Il programma si propone infatti di raccontare non soltanto come si lavorava, ma soprattutto cosa significava lavorare in quegli anni: il rapporto diretto con i clienti, la manualità, l’attesa, la fiducia. Elementi oggi spesso sostituiti dalla velocità e dall’automazione.
A guidare il pubblico in questo percorso saranno la cantautrice roveretana Isotta Tom e il cabarettista Lucio Gardin, affiancati dalla regia di Stefano Uccia. Gli interventi, arricchiti da brani musicali scelti dagli stessi ospiti, si sviluppano in un tono narrativo e intimo, privilegiando la dimensione emotiva rispetto a quella tecnica.

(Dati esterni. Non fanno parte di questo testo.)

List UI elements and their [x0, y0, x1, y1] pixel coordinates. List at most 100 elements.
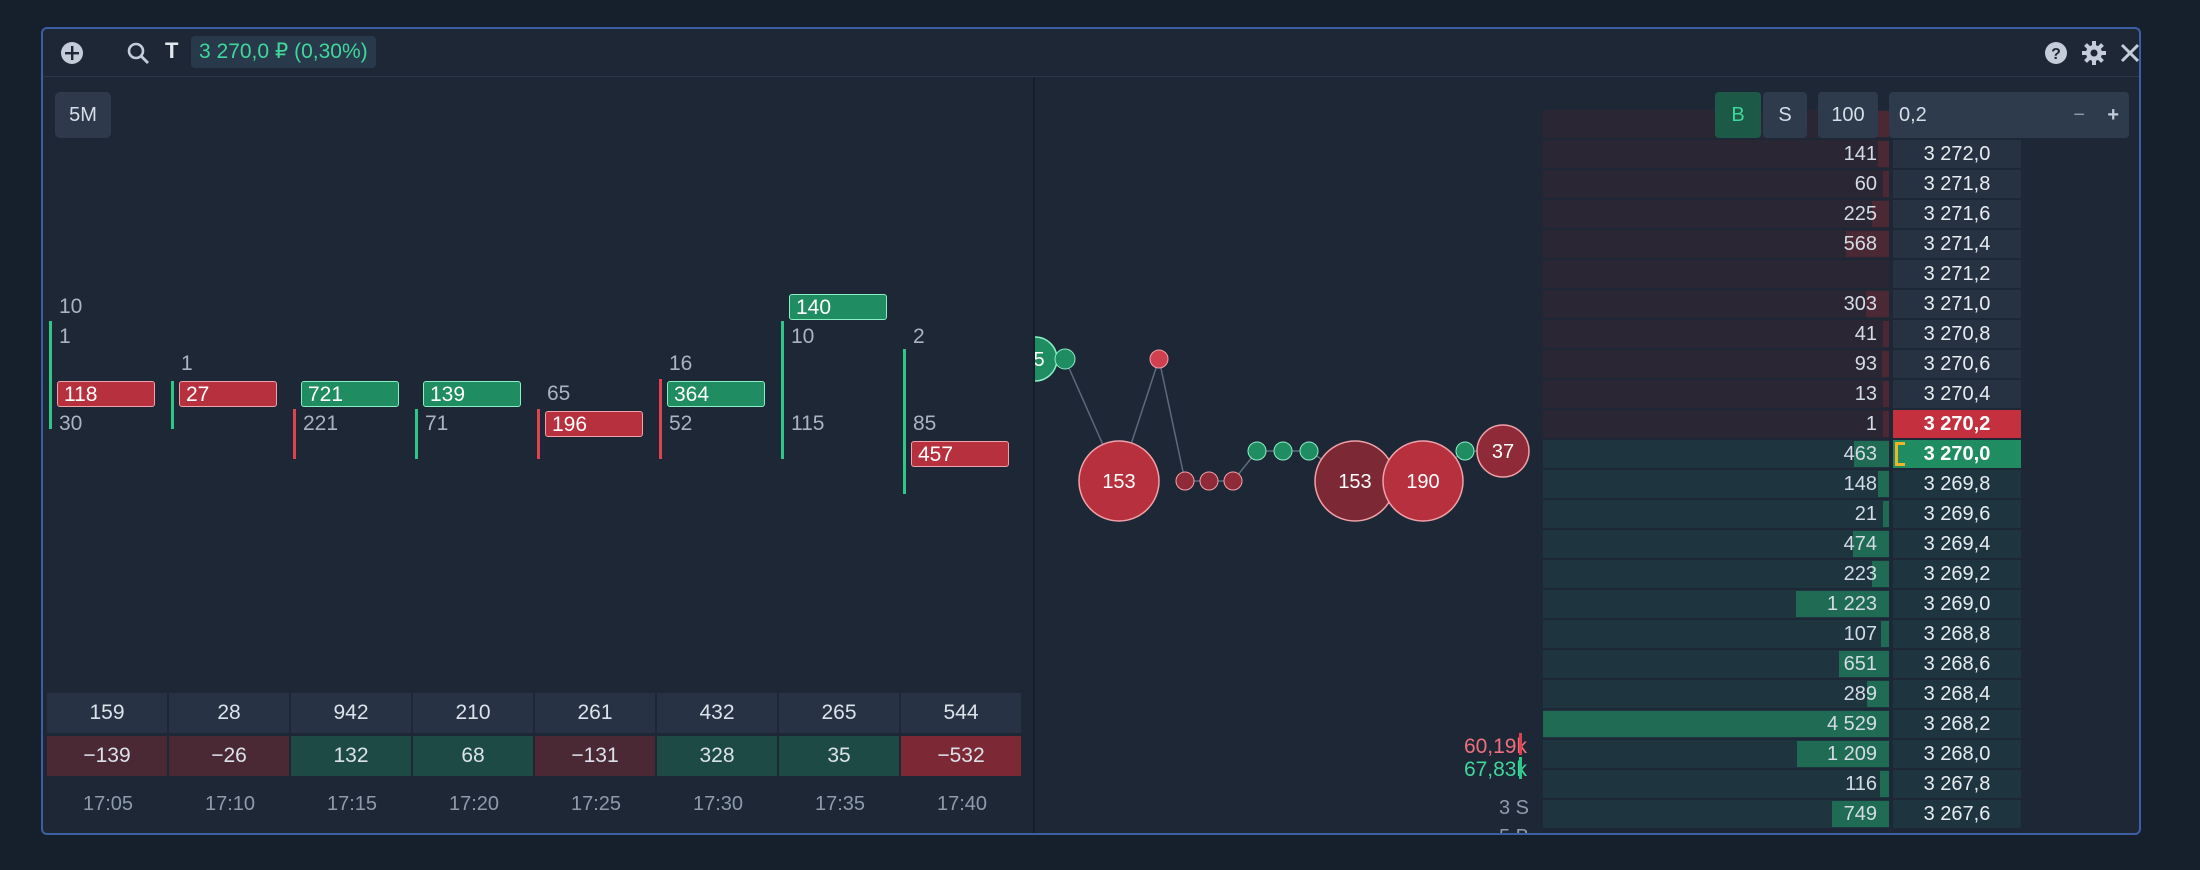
book-volume-bar: [1853, 531, 1889, 557]
book-price[interactable]: 3 267,6: [1893, 800, 2021, 828]
book-row-background: [1543, 380, 1889, 408]
book-volume: 141: [1843, 143, 1877, 165]
book-price[interactable]: 3 269,8: [1893, 470, 2021, 498]
book-price[interactable]: 3 271,6: [1893, 200, 2021, 228]
book-volume-bar: [1880, 771, 1889, 797]
add-icon[interactable]: [59, 40, 85, 66]
book-row-background: [1543, 200, 1889, 228]
buy-toggle[interactable]: B: [1715, 92, 1761, 138]
book-price[interactable]: 3 269,2: [1893, 560, 2021, 588]
book-volume: 13: [1854, 383, 1877, 405]
book-row[interactable]: 223 3 269,2: [1543, 559, 2021, 589]
book-volume-bar: [1846, 231, 1889, 257]
cluster-cell: 16: [669, 352, 693, 375]
book-row[interactable]: 1 3 270,2: [1543, 409, 2021, 439]
book-row[interactable]: 474 3 269,4: [1543, 529, 2021, 559]
cluster-candle-bar: [659, 379, 662, 459]
cluster-candle-bar: [293, 409, 296, 459]
settings-gear-icon[interactable]: [2081, 40, 2107, 66]
book-row[interactable]: 116 3 267,8: [1543, 769, 2021, 799]
book-price[interactable]: 3 270,2: [1893, 410, 2021, 438]
tape-bubble[interactable]: [1273, 441, 1293, 461]
tape-bubble[interactable]: [1078, 440, 1160, 522]
book-row[interactable]: 21 3 269,6: [1543, 499, 2021, 529]
tape-bubble[interactable]: [1149, 349, 1169, 369]
tape-bubble[interactable]: [1455, 441, 1475, 461]
book-volume: 225: [1843, 203, 1877, 225]
book-price[interactable]: 3 269,4: [1893, 530, 2021, 558]
book-price[interactable]: 3 268,0: [1893, 740, 2021, 768]
cluster-cell: 2: [913, 325, 925, 348]
cluster-cell: 196: [545, 411, 643, 437]
book-price[interactable]: 3 268,4: [1893, 680, 2021, 708]
help-icon[interactable]: ?: [2043, 40, 2069, 66]
tape-bubble[interactable]: [1476, 424, 1530, 478]
book-price[interactable]: 3 271,2: [1893, 260, 2021, 288]
book-row-background: [1543, 650, 1889, 678]
quantity-button[interactable]: 100: [1818, 92, 1878, 138]
book-row[interactable]: 141 3 272,0: [1543, 139, 2021, 169]
delta-cell: −139: [47, 736, 167, 776]
minus-button[interactable]: −: [2073, 104, 2085, 126]
book-row[interactable]: 4 529 3 268,2: [1543, 709, 2021, 739]
tape-bubble[interactable]: [1223, 471, 1243, 491]
book-row[interactable]: 93 3 270,6: [1543, 349, 2021, 379]
sell-toggle[interactable]: S: [1763, 92, 1807, 138]
step-input[interactable]: 0,2 − +: [1889, 92, 2129, 138]
book-row[interactable]: 651 3 268,6: [1543, 649, 2021, 679]
book-price[interactable]: 3 269,6: [1893, 500, 2021, 528]
book-price[interactable]: 3 267,8: [1893, 770, 2021, 798]
book-row[interactable]: 107 3 268,8: [1543, 619, 2021, 649]
book-volume-bar: [1867, 681, 1889, 707]
cluster-cell: 721: [301, 381, 399, 407]
book-volume: 1 223: [1826, 593, 1877, 615]
buy-volume-bar: [1519, 757, 1522, 779]
book-price[interactable]: 3 268,2: [1893, 710, 2021, 738]
book-price[interactable]: 3 268,8: [1893, 620, 2021, 648]
tape-bubble[interactable]: [1247, 441, 1267, 461]
book-volume: 107: [1843, 623, 1877, 645]
book-row[interactable]: 148 3 269,8: [1543, 469, 2021, 499]
plus-button[interactable]: +: [2107, 104, 2119, 126]
book-price[interactable]: 3 270,8: [1893, 320, 2021, 348]
search-icon[interactable]: [125, 40, 151, 66]
delta-cell: −532: [901, 736, 1021, 776]
book-price[interactable]: 3 272,0: [1893, 140, 2021, 168]
book-price[interactable]: 3 268,6: [1893, 650, 2021, 678]
tape-bubble[interactable]: [1054, 348, 1076, 370]
tape-bubble[interactable]: [1199, 471, 1219, 491]
book-row[interactable]: 749 3 267,6: [1543, 799, 2021, 829]
tape-bubble[interactable]: [1175, 471, 1195, 491]
book-row[interactable]: 41 3 270,8: [1543, 319, 2021, 349]
book-row-background: [1543, 320, 1889, 348]
book-row[interactable]: 13 3 270,4: [1543, 379, 2021, 409]
cluster-cell: 30: [59, 412, 83, 435]
close-icon[interactable]: [2117, 40, 2139, 66]
book-row[interactable]: 463 3 270,0: [1543, 439, 2021, 469]
book-volume: 1: [1865, 413, 1877, 435]
book-row[interactable]: 289 3 268,4: [1543, 679, 2021, 709]
book-row[interactable]: 1 209 3 268,0: [1543, 739, 2021, 769]
book-price[interactable]: 3 271,0: [1893, 290, 2021, 318]
book-volume: 568: [1843, 233, 1877, 255]
book-price[interactable]: 3 270,0: [1893, 440, 2021, 468]
book-row[interactable]: 1 223 3 269,0: [1543, 589, 2021, 619]
volume-cell: 544: [901, 693, 1021, 733]
cluster-cell: 1: [181, 352, 193, 375]
book-volume: 463: [1843, 443, 1877, 465]
book-row[interactable]: 568 3 271,4: [1543, 229, 2021, 259]
book-row[interactable]: 3 271,2: [1543, 259, 2021, 289]
tape-bubble[interactable]: [1299, 441, 1319, 461]
book-row[interactable]: 60 3 271,8: [1543, 169, 2021, 199]
book-price[interactable]: 3 271,4: [1893, 230, 2021, 258]
tape-bubble-label: 5: [1035, 349, 1045, 371]
book-price[interactable]: 3 269,0: [1893, 590, 2021, 618]
tape-bubble[interactable]: [1382, 440, 1464, 522]
book-price[interactable]: 3 270,6: [1893, 350, 2021, 378]
book-price[interactable]: 3 271,8: [1893, 170, 2021, 198]
book-row[interactable]: 303 3 271,0: [1543, 289, 2021, 319]
book-price[interactable]: 3 270,4: [1893, 380, 2021, 408]
ticker-label[interactable]: T: [165, 38, 179, 63]
book-row[interactable]: 225 3 271,6: [1543, 199, 2021, 229]
timeframe-button[interactable]: 5M: [55, 92, 111, 138]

Nelle puntate successive, in onda sempre di venerdì alle 13 e 20, il racconto si allargherà ad altri mestieri e percorsi di vita: dalla vendita di dischi in vinile e CD alla moda sartoriale, da un muratore oggi diventato animatore per bambini a un ex noleggiatore di videocassette, fino a un poliziotto che ha scelto la strada dell’arte. E ancora: il primo body-builder del Trentino, un proprietario di studio di registrazione, un musicista, un’insegnante e un sindacalista.
“C’era una volta in Trentino” si presenta così come un racconto corale della memoria recente, capace di restituire valore a esperienze professionali che hanno segnato un’epoca e che oggi, pur trasformate, continuano a parlare al presente.